Пока она шла домой, мысли ее все возвращались к Дорице, которая так мила ей своей красотой и добрым нравом. И молила бога Анзуля, чтоб исцелил он не только Илию, но и сына ее, чтоб спала пелена с его глаз и он прозрел…
Нико же весь день был сам не свой. Не проходило чувство вины, измены. Под вечер он поставил вместо себя Юре принимать виноград; Юре, правда, не умеет ни читать, ни писать, зато память у него надежнее всяких записей.
«Давно я там не бывал… Надо сходить, посмотреть, как они там… — думает Нико, спускаясь по дороге к Грабовику. Теперь ему уже гораздо легче стало, появилась уверенность, что он поступает правильно. — А то еще подумает, что я забыл ее ради других… — Однако сердце его бьется не так сильно, как бывало прежде, когда он ходил по этой дорожке. — Значит, и в любви бывают спады… Как это тяжко!»

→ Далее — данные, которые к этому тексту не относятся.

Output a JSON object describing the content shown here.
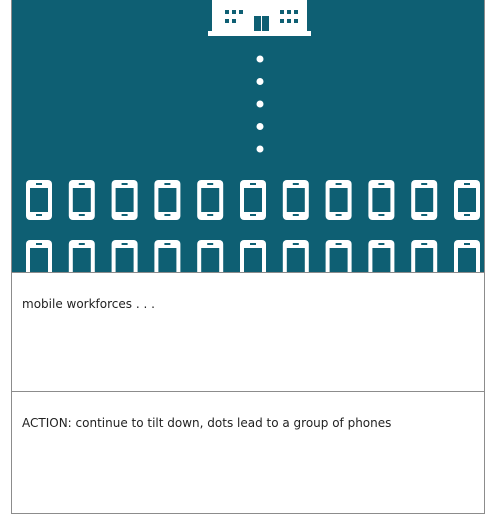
{
  "scene": {
    "background_color": "#0e5f73",
    "foreground_color": "#ffffff",
    "icons": {
      "building": "office-building-icon",
      "dot": "dot-icon",
      "phone": "smartphone-icon"
    },
    "dot_count": 5,
    "phones_per_row": 11,
    "phone_rows": 2
  },
  "caption": {
    "text": "mobile workforces . . ."
  },
  "action": {
    "text": "ACTION: continue to tilt down, dots lead to a group of phones"
  }
}
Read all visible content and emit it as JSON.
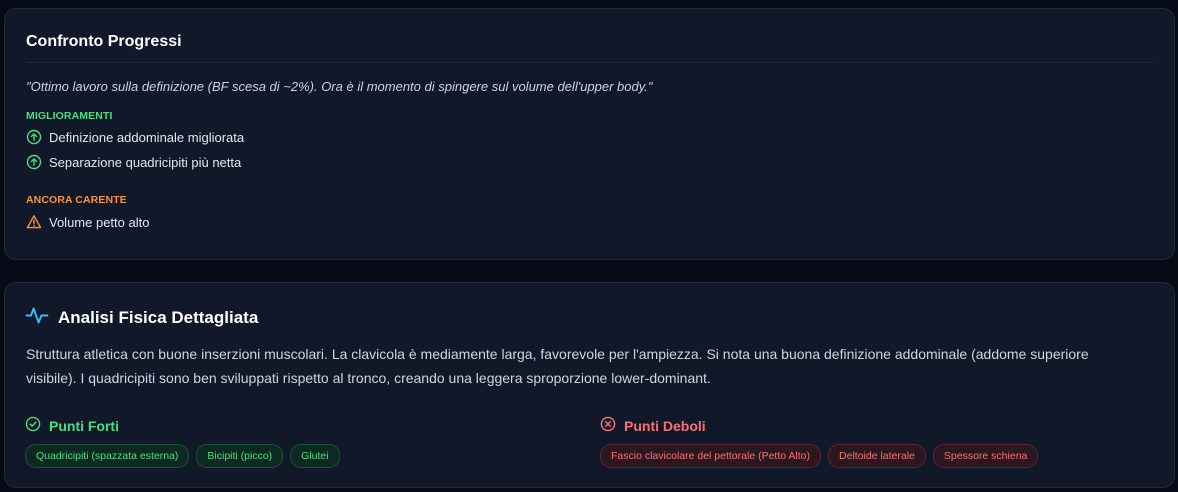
{
  "progress": {
    "title": "Confronto Progressi",
    "quote": "\"Ottimo lavoro sulla definizione (BF scesa di ~2%). Ora è il momento di spingere sul volume dell'upper body.\"",
    "improvements_label": "MIGLIORAMENTI",
    "improvements": [
      "Definizione addominale migliorata",
      "Separazione quadricipiti più netta"
    ],
    "lacking_label": "ANCORA CARENTE",
    "lacking": [
      "Volume petto alto"
    ]
  },
  "analysis": {
    "title": "Analisi Fisica Dettagliata",
    "description": "Struttura atletica con buone inserzioni muscolari. La clavicola è mediamente larga, favorevole per l'ampiezza. Si nota una buona definizione addominale (addome superiore visibile). I quadricipiti sono ben sviluppati rispetto al tronco, creando una leggera sproporzione lower-dominant.",
    "strengths_label": "Punti Forti",
    "strengths": [
      "Quadricipiti (spazzata esterna)",
      "Bicipiti (picco)",
      "Glutei"
    ],
    "weaknesses_label": "Punti Deboli",
    "weaknesses": [
      "Fascio clavicolare del pettorale (Petto Alto)",
      "Deltoide laterale",
      "Spessore schiena"
    ]
  },
  "colors": {
    "background": "#070b16",
    "card": "#101829",
    "positive": "#4ade80",
    "warning": "#fb923c",
    "negative": "#f87171",
    "accent": "#38bdf8"
  },
  "icons": {
    "improvement": "arrow-up-circle-icon",
    "lacking": "warning-triangle-icon",
    "analysis": "activity-pulse-icon",
    "strengths": "check-circle-icon",
    "weaknesses": "x-circle-icon"
  }
}
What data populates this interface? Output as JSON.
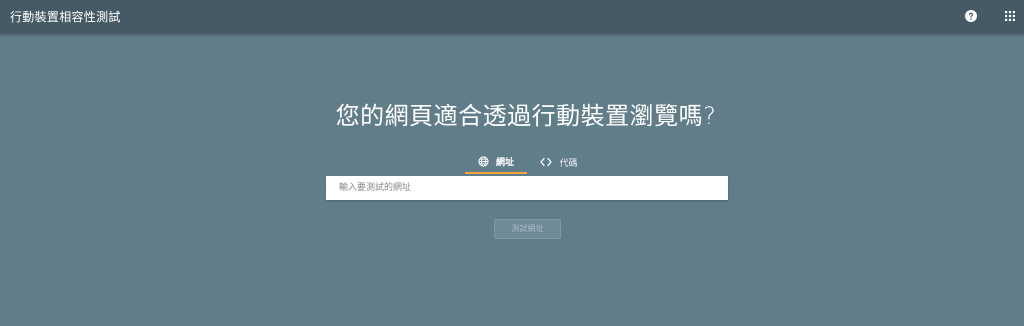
{
  "header": {
    "title": "行動裝置相容性測試",
    "help_icon": "help-circle-icon",
    "apps_icon": "apps-grid-icon"
  },
  "main": {
    "headline": "您的網頁適合透過行動裝置瀏覽嗎?",
    "tabs": [
      {
        "label": "網址",
        "icon": "globe-icon",
        "selected": true
      },
      {
        "label": "代碼",
        "icon": "code-icon",
        "selected": false
      }
    ],
    "url_input": {
      "value": "",
      "placeholder": "輸入要測試的網址"
    },
    "test_button_label": "測試網址"
  },
  "colors": {
    "background": "#617d8a",
    "app_bar": "#455a64",
    "tab_indicator": "#f2a33a"
  }
}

С такими мыслями ступил он во двор Претура.
Встретила его старая Ера.
— Господи боже, наш шьор Нико! — вскричала она, и глаза ее загорелись радостью. — А Катицы-то еще дома нет!
— Где же она?
— На виноградинках, душа моя! Никак не может от работы отучиться. Я ей толкую, мол, не подобает тебе, а она все свое: пойду да пойду… Мне, говорит, тоже полезно раз в году виноградным соком забрызгаться; так и убежала на виноградники, душа моя.
Сообщение это скорее порадовало Нико, чем огорчило. Ему понравилось, что Катица не отступает от прежнего образа жизни, не чуждается своих, даже в предвидении блестящей партии. «Лучше держаться тихих радостей, которые дает привычный труд и родной дом, чем тянуться за городскими с их суетностью…»
— А по мне и хорошо, что ее дома нет, — продолжала старая, подсаживаясь к Нико на лавочку, на то самое место, где сидела Катица в те незабываемые часы.
Ера, как и все женщины в эту пору, с ног до головы заляпана виноградным соком. Даже в складках на шее у нее засох сок, возможно, еще со вчерашнего дня… И волосы она только спереди пригладила… Все эти подробности сами собой бросаются в глаза Нико, хотел бы он не замечать их, да не может не видеть, не может не обсуждать их про себя, хотя ему и неприятно.